Strongs Concordance:

 

Easton's Bible Dictionary
Melchizedek

King of righteousness, the king of Salem (q.v.). All we know of him is recorded in Genesis 14:18-20. He is subsequently mentioned only once in the Old Testament, in Psalms 110:4. The typical significance of his history is set forth in detail in the Epistle to the Hebrews, ch. 7. The apostle there points out the superiority of his priesthood to that of Aaron in these several respects, (1) Even Abraham paid him tithes; (2) he blessed Abraham; (3) he is the type of a Priest who lives for ever; (4) Levi, yet unborn, paid him tithes in the person of Abraham; (5) the permanence of his priesthood in Christ implied the abrogation of the Levitical system; (6) he was made priest not without an oath; and (7) his priesthood can neither be transmitted nor interrupted by death- "this man, because he continueth ever, hath an unchangeable priesthood."

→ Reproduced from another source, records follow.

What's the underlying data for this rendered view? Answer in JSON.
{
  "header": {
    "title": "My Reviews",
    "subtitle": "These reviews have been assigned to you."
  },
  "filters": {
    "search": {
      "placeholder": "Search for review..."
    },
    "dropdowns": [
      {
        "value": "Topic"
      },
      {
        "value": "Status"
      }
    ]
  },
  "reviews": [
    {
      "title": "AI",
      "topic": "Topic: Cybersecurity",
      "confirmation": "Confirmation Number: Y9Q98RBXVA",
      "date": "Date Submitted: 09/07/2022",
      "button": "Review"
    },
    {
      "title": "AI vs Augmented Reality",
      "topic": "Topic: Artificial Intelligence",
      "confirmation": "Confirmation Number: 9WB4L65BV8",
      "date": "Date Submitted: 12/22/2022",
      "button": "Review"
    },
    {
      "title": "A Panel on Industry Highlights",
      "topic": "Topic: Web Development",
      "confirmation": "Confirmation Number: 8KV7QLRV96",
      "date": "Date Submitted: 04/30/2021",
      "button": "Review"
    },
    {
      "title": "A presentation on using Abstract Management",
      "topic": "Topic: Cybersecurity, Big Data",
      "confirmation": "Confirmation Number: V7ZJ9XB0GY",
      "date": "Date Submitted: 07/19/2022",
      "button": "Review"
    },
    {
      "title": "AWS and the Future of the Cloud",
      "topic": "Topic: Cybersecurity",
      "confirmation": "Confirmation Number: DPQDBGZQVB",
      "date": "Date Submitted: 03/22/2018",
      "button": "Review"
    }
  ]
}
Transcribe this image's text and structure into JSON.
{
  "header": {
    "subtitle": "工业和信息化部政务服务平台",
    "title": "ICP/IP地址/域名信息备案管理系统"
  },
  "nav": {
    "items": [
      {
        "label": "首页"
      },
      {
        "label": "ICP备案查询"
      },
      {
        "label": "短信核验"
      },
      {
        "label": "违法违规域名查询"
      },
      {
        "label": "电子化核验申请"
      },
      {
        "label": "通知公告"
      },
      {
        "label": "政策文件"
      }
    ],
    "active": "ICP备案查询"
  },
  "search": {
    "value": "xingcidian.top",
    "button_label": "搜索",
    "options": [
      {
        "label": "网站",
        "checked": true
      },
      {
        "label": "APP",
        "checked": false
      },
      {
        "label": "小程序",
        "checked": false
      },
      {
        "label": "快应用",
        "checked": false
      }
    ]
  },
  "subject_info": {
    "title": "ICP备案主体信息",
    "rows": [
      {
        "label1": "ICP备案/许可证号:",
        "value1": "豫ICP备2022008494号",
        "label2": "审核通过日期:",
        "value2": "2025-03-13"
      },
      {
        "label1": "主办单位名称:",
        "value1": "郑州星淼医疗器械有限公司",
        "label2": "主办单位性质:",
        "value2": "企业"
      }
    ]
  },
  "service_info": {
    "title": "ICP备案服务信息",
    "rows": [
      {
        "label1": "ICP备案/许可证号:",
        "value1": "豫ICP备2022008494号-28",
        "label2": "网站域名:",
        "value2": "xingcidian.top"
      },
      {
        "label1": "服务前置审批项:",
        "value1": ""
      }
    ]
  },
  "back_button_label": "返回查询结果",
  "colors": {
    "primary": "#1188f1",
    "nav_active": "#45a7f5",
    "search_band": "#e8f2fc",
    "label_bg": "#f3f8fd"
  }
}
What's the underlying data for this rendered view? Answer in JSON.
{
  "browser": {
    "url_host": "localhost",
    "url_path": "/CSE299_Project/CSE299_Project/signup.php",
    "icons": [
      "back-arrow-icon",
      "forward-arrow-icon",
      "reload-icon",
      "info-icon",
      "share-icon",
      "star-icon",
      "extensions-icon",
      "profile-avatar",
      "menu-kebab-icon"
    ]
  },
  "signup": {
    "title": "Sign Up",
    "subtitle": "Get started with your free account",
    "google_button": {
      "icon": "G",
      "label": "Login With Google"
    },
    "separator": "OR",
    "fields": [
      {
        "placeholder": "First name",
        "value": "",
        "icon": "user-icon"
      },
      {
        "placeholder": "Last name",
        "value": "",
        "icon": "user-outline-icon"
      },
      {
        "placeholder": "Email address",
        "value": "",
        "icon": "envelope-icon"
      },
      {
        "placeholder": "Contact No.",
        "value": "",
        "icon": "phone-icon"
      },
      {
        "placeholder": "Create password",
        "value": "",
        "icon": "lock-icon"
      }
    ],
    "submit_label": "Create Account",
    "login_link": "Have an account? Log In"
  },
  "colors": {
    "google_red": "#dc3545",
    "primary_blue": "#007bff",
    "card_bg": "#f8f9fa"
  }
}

The question as to who this mysterious personage was has given rise to a great deal of modern speculation. It is an old tradition among the Jews that he was Shem, the son of Noah, who may have survived to this time. Melchizedek was a Canaanitish prince, a worshipper of the true God, and in his peculiar history and character an instructive type of our Lord, the great High Priest (Hebrews 5:6, 7; 6:20). One of the Amarna tablets is from Ebed-Tob, king of Jerusalem, the successor of Melchizedek, in which he claims the very attributes and dignity given to Melchizedek in the Epistle to the Hebrews.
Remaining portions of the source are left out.